# What in the world is the "Rider First Revolution?"



## Rashadabd (Sep 17, 2011)

Specialized Bicycle Components


----------



## Merc (Oct 9, 2011)

No idea.


----------



## raulfragoso (Apr 29, 2014)

This tweet mentions it 'Like bike tech & learning more about rider/bike interaction? Be here “@iamspecialized: Tune-In Live, May 9th -https://cards.twitter.com/cards/gxw0i/b2b ”' https://twitter.com/iamspecialized/status/461912992402006016

Still no idea what this is about :idea:


----------



## Dunbar (Aug 8, 2010)

Sounds like something Cervelo did recently. I think it's like a seminar where company engineers and techs talk about the technology that goes into their bikes.


----------



## squareslinky (Aug 13, 2009)

Sounds like poor marketing. Not enough information for that to be a proper tease.


----------



## smartyiak (Sep 28, 2005)

It's prolly some sort of lawsuit.


----------



## RkFast (Dec 11, 2004)

squareslinky said:


> Sounds like poor marketing. Not enough information for that to be a proper tease.


Sounds hokey to me.


----------



## tlg (May 11, 2011)

smartyiak said:


> It prolly some sort of lawsuit.


I think they're going to announce they trademarked the words "Rider" "First" & "Revolution". And every combination of those words. 
Followed by a cease and desist notification to any company using them.


----------



## NealH (May 2, 2004)

What is it......That's a good question. I got the email today and looked at it somewhat dumbfounded. It doesn't make any sense as there is no information. Mike S. should fire his marketing manager.


----------



## thumper8888 (Apr 7, 2009)

I'ts a product announcement, they are just not saying what the product is. If they did, then they would already have announced the product.
The scales will fall away tonight. or the other shoe will drop. Or something.
The wording seems too broad and nebulous to apply to, say, the new SL5. Could be a whole range of bikes -- i.e. new Tarmacs, Venges, Amiras -- based on a slight shift in design and marketing philosophy, i.e. based on that development work theyve been doing with the McLaren test mule to analyze ride and handling characteristics.... and maybe melded with their own aero work.
Or could be the announcment of simply the SL5 based on this new approach which they will explain and note that it will spread to the other models as new ones are developed.
I'm just torn now about which religion to follow, Aero is Everything or Rider First?
The shoe or the gourd?
I need a WWCD bracelet to help me settle my mind and sort through this metaphysical dilemma. Of course, first I have to decide whether that means "What Would Contador Do?" or "What Would Cavendish Do?"


----------



## dougrocky123 (Apr 12, 2006)

Thumper you funny


----------



## tranzformer (Dec 27, 2007)




----------



## tranzformer (Dec 27, 2007)




----------



## thumper8888 (Apr 7, 2009)

thumper8888 said:


> I'ts a product announcement, they are just not saying what the product is.

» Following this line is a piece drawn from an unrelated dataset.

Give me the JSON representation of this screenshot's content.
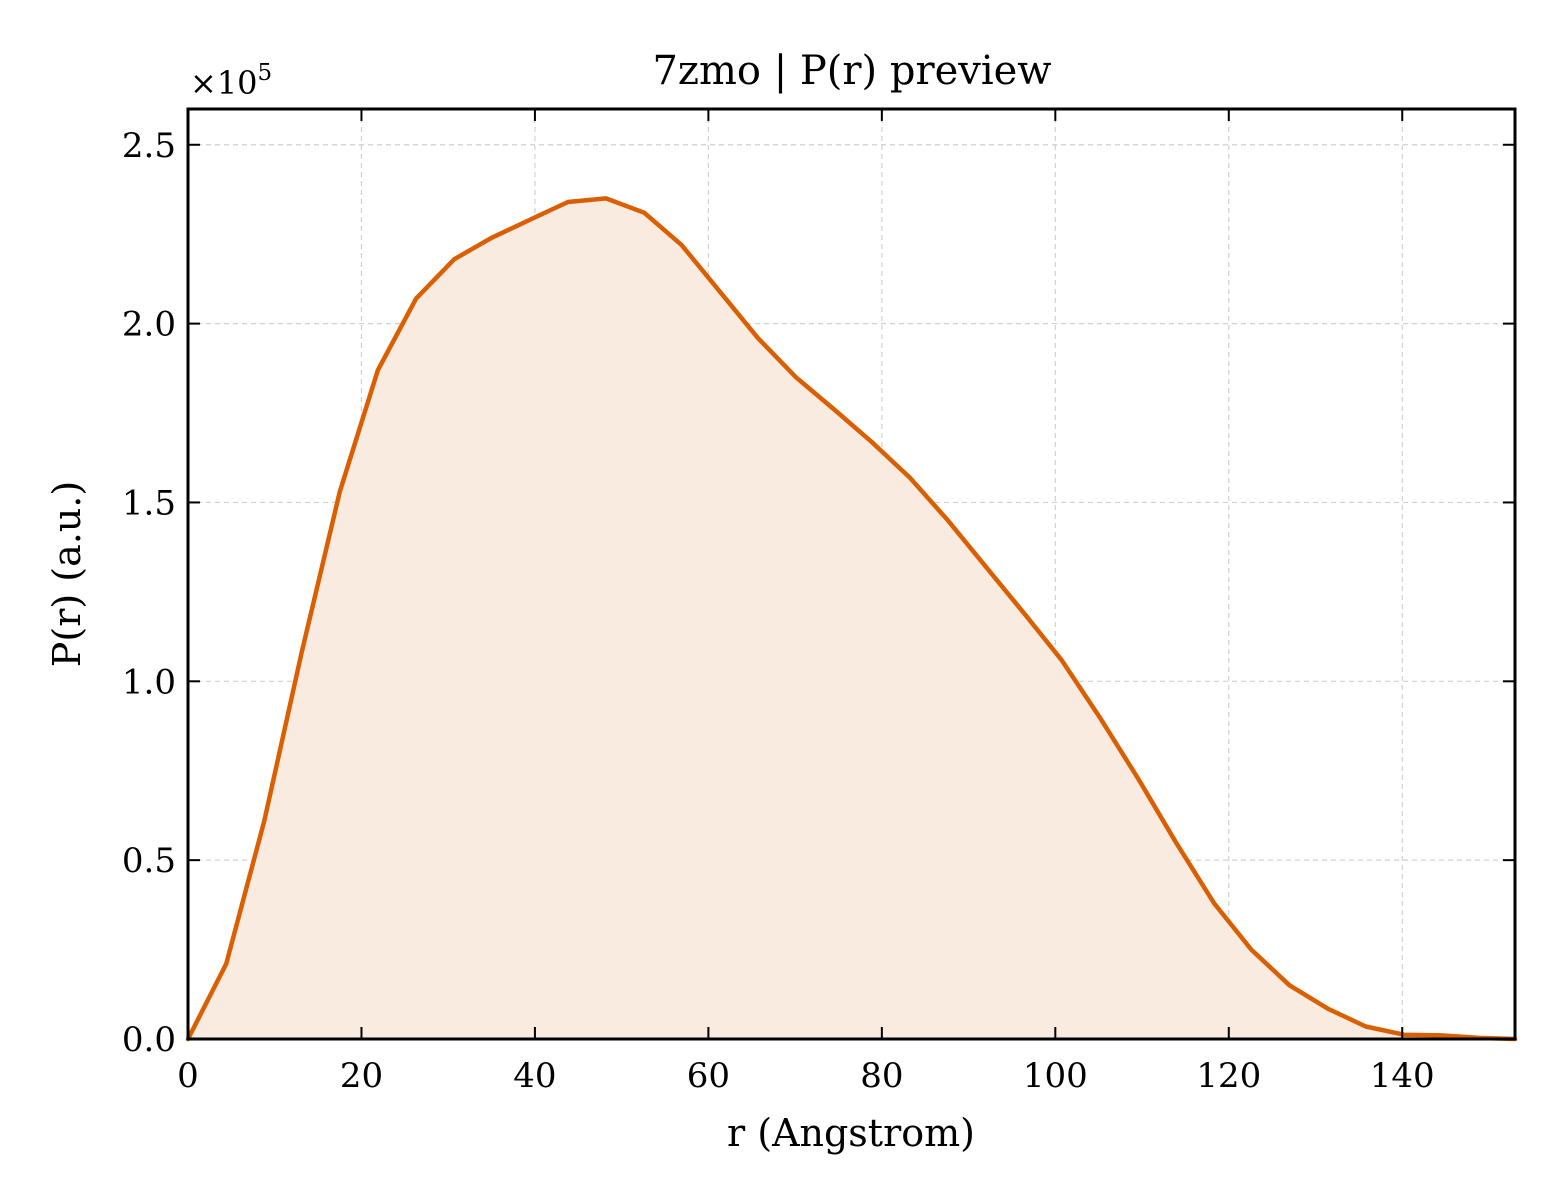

If they did, then they would already have announced the product.
> The scales will fall away tonight. or the other shoe will drop. Or something.
> The wording seems too broad and nebulous to apply to, say, the new SL5. Could be a whole range of bikes -- i.e. new Tarmacs, Venges, Amiras -- based on a slight shift in design and marketing philosophy, i.e. based on that development work theyve been doing with the McLaren test mule to analyze ride and handling characteristics.... and maybe melded with their own aero work.
> Or could be the announcment of simply the SL5 based on this new approach which they will explain and note that it will spread to the other models as new ones are developed.
> ...


I think I will go ahead and claim victory with this prediction.


----------



## MMsRepBike (Apr 1, 2014)

Rider first is simple but I'm not sure they're going to get it right this first try.

A bigger rider needs a bike that's bigger and stiffer in certain areas.

They say a smaller rider can't put out as much power so they're making the smaller size bikes less stiff, especially in the rear triangle. Well I'm 5'8" and ride probably a 52 in that bike? I put out 1250 watts over 20 seconds on my best effort but I guess I'm not powerful enough to warrant a stiff rear end?

They're putting different sized bearings in the headtube. Three different sizes depending on the size of the bike. The pros complained that the SL4 didn't offer enough front end stiffness for them so they're using this new bearing strategy to counteract that I guess.

3.5mm of more seatpost sticking out makes for a more compliant ride? Come on now.


Basically they're not just making one frame, a 56cm and then just scaling everything. Instead they made three groups of sizes and approached each group of sizes with their own set of characteristics. Their own layup and bearing choices. 


I just don't agree that smaller riders can't put out the power and therefore don't need as stiff of a bike. I also don't agree that the SL4 was too stiff, not even close. You want stiff? Go try out a Dogma. I don't need a noodley bike to take corners with confidence... I just don't know about this one Spec...


----------



## Marc (Jan 23, 2005)

Rider First "revolution"...it isn't like custom builders have been going further than their little attempt for I don't know. Decades.

Calling it a "revolution" does make it sound cool. Almost as cool as that gawd awful TV show on NBC.


----------



## LVbob (Mar 24, 2014)

Marc said:


> Rider First "revolution"...it isn't like custom builders have been going further than their little attempt for I don't know. Decades.
> 
> *Calling it a "revolution" does make it sound cool*. Almost as cool as that gawd awful TV show on NBC.


You gotta love marketing.


----------